“Film is at a beautiful stage. We are discovering and reinventing ourselves. We are finding new strengths and shedding our weaknesses.”
- Tell us about the difference between dramas and movies?
There is a massive difference. For starters, movies are a bigger production and a much longer process. The most satisfying part about acting in films is that you have more room for character development. It allows you to be more creative. Dramas on the other hand are really fast. We shoot ten to fifteen scenes a day. Because it needs to be wrapped up quickly, you have to move like a machine. Dramas have a larger outreach of course, but through films you can tap into an international audience.
- Taking Pakistani films global, is that one of your biggest aspirations?
Most definitely, in fact that is something I am very passionate about. Displaying your creativity to an international audience is crucial, especially at a time when Pakistan is in the news for all the wrong reasons. Now is the time for Pakistani films to create its space on a global scale. We have beautiful stories to tell the world, and now that Pakistan’s film industry is on the rise, it is time to start telling our stories we haven’t told yet.
- Where is Pakistani cinema at now?
Film is at a beautiful stage. We are discovering and reinventing ourselves. We are finding new strengths and shedding our weaknesses. Pakistan is producing good quality films at a low budget, which shows how good we are. I feel that the public is becoming more enthusiastic about movies, which is why you see cinemas popping up all over the country.
- What is your biggest strength?
I observe well, and I listen. I also believe I accept my limitation, but at the same time I work very hard on them. I don’t think I can ever be the best. I am my own worst critic, and I will not allow myself to feel like I am the best, as that will make me vulnerable to complacency.

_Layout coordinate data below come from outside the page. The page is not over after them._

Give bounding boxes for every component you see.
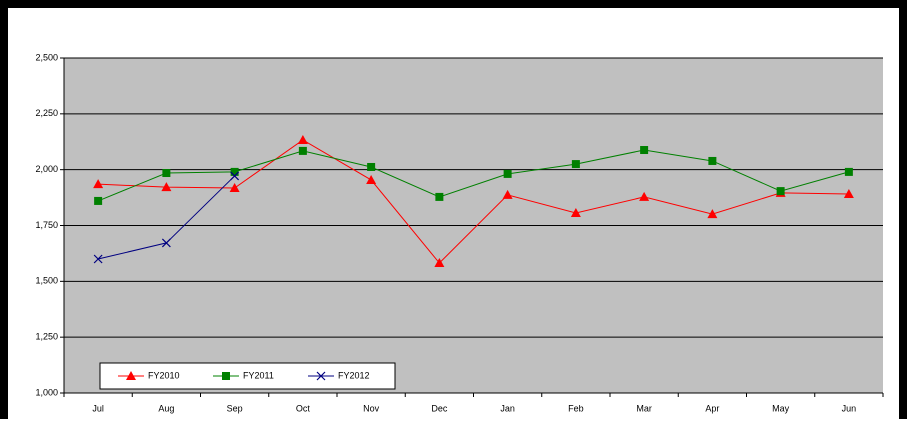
data-point: [162, 169, 170, 177]
x-tick-label: Apr: [705, 403, 719, 413]
chart: 1,000 1,250 1,500 1,750 2,000 2,250 2,500 Jul Au…: [0, 0, 907, 419]
legend-label: FY2010: [148, 370, 180, 380]
legend-marker: [222, 372, 230, 380]
x-tick-label: Sep: [227, 403, 243, 413]
x-tick-label: Oct: [296, 403, 311, 413]
data-point: [435, 193, 443, 201]
x-tick-label: Jul: [92, 403, 104, 413]
x-tick-label: May: [772, 403, 790, 413]
data-point: [777, 187, 785, 195]
y-tick-label: 1,000: [35, 387, 58, 397]
y-tick-label: 2,000: [35, 164, 58, 174]
y-tick-label: 1,750: [35, 220, 58, 230]
x-tick-label: Aug: [158, 403, 174, 413]
data-point: [708, 157, 716, 165]
data-point: [640, 146, 648, 154]
y-tick-label: 2,500: [35, 52, 58, 62]
x-tick-label: Jun: [842, 403, 857, 413]
legend-label: FY2011: [243, 370, 274, 380]
y-tick-label: 2,250: [35, 108, 58, 118]
x-tick-label: Dec: [431, 403, 448, 413]
data-point: [231, 168, 239, 176]
data-point: [504, 170, 512, 178]
data-point: [299, 147, 307, 155]
data-point: [367, 163, 375, 171]
data-point: [94, 197, 102, 205]
legend-label: FY2012: [338, 370, 370, 380]
data-point: [845, 168, 853, 176]
x-tick-label: Nov: [363, 403, 380, 413]
x-tick-label: Jan: [500, 403, 515, 413]
x-tick-label: Mar: [636, 403, 652, 413]
data-point: [572, 160, 580, 168]
y-tick-label: 1,250: [35, 332, 58, 342]
x-tick-label: Feb: [568, 403, 584, 413]
y-tick-label: 1,500: [35, 276, 58, 286]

- How do you feel about the attention you get?
I appreciate the attention. I love it when people appreciate my work. I am grateful for all the opportunities I have been given. I adore my fans, and it is their love that drives me.
- How do you handle criticism?
I don’t mind criticism, provided it is constructive and not baseless. There is a fine between being constructive and being nasty. If it is the latter, I can easily block it out.
- What do you say to people who think that Pakistani movies tend to drag on?
I think we are still learning the art of script writing. We need tighter scripts, which can condense a story to two hours. We have a thriving drama industry, but we are not used to condensing films. I believe it is a learning process, and it is only a matter of time before we master it.
- How do you feel about the quality of directors?
There are some fantastic directors in Pakistan. What makes them so good is their humility. They listen to the right people, and they take their suggestions on board.
- How supportive have your family been?
They have been absolutely wonderful! I could not have done it without them. They have always pushed me to reach for the stars. I am so grateful that I have such a kind and understanding family.
- What’s next for Ali Rehman?
I still have plenty I want to accomplish. There will be more movies, more dramas, and I would love to get back to theatre at some point.
- If you could come back as one actor, who would it be? Robert De Niro
- What do you do to stay fit? I eat as well as I can. I don’t have time to go to the gym as often as I would like. I have gained a little weight this year, so I need to hit the gym fast.
- Your funniest Co-star? Mojiz Hasan! He is absolutely hysterical.
- If you weren’t an actor, what do you think you would be? I would most likely be in the same industry, a director perhaps.
- Would Bollywood ever be an option for you? Yes, if I got the right script I would definitely consider it.
- Your favourite restaurants in Karachi, Lahore & Islamabad In Islamabad it is Sakura. In Lahore, Andaaz, and Karachi, it has to be Xander’s.